1. Identify and Rate
The issue is documented with enough specificity to act on: what control failed, at which vendor, affecting what activity, and how severe. Severity should reflect the vendor's criticality. A control gap at a vendor handling customer data or core processing carries more urgency than one at a low-risk supplier.
2. Assign Ownership
Every issue gets a named internal owner with authority to drive the fix, not a department. The owner is accountable for the corrective action and for obtaining evidence of closure. Ambiguous ownership is the most common reason remediation stalls.
3. Define the Corrective Action and Due Date
The remediation plan states specifically what the vendor (or the bank) will do, by when. Vague commitments like "vendor will improve controls" are not trackable. The action and the date are what you monitor against.

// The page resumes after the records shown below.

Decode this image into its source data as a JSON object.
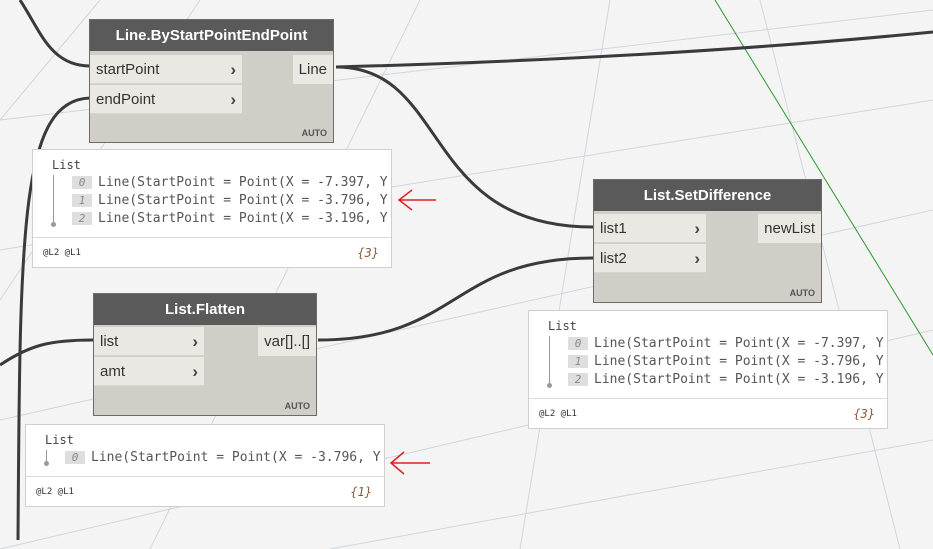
{
  "nodes": {
    "line_by_points": {
      "title": "Line.ByStartPointEndPoint",
      "inputs": [
        "startPoint",
        "endPoint"
      ],
      "output": "Line",
      "lacing": "AUTO",
      "preview": {
        "title": "List",
        "items": [
          {
            "index": "0",
            "value": "Line(StartPoint = Point(X = -7.397, Y"
          },
          {
            "index": "1",
            "value": "Line(StartPoint = Point(X = -3.796, Y"
          },
          {
            "index": "2",
            "value": "Line(StartPoint = Point(X = -3.196, Y"
          }
        ],
        "levels": "@L2 @L1",
        "count": "{3}"
      }
    },
    "set_difference": {
      "title": "List.SetDifference",
      "inputs": [
        "list1",
        "list2"
      ],
      "output": "newList",
      "lacing": "AUTO",
      "preview": {
        "title": "List",
        "items": [
          {
            "index": "0",
            "value": "Line(StartPoint = Point(X = -7.397, Y"
          },
          {
            "index": "1",
            "value": "Line(StartPoint = Point(X = -3.796, Y"
          },
          {
            "index": "2",
            "value": "Line(StartPoint = Point(X = -3.196, Y"
          }
        ],
        "levels": "@L2 @L1",
        "count": "{3}"
      }
    },
    "flatten": {
      "title": "List.Flatten",
      "inputs": [
        "list",
        "amt"
      ],
      "output": "var[]..[]",
      "lacing": "AUTO",
      "preview": {
        "title": "List",
        "items": [
          {
            "index": "0",
            "value": "Line(StartPoint = Point(X = -3.796, Y"
          }
        ],
        "levels": "@L2 @L1",
        "count": "{1}"
      }
    }
  },
  "icons": {
    "port_chevron": "chevron-right-icon",
    "annotation_arrow": "red-arrow-left-icon"
  },
  "colors": {
    "node_header": "#5a5a5a",
    "node_body": "#d1cdc7",
    "wire": "#3a3a3a",
    "annotation": "#e02020",
    "axis_green": "#2a9a2a"
  }
}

4. Track Progress Against the Date
Open issues are reviewed on a cadence proportionate to severity. Aging items get escalated. This is where many programs fail: issues are opened and then left in "in progress" with no movement, which is exactly what examiners flag.
5. Verify and Close
Closure requires evidence that the control now works, ideally independently verified rather than taken on the vendor's word. A vendor's email saying "fixed" is an assertion. A re-tested control, an updated SOC report, evidence of the corrected process, or confirmation through monitoring is proof. The principle is the same one that prevents repeat exam findings: self-reported closure that isn't verified tends to reopen.
6. Retain the Record
The full lifecycle, finding, owner, action, dates, and verification evidence, is retained so it can be produced for examiners and for ongoing oversight.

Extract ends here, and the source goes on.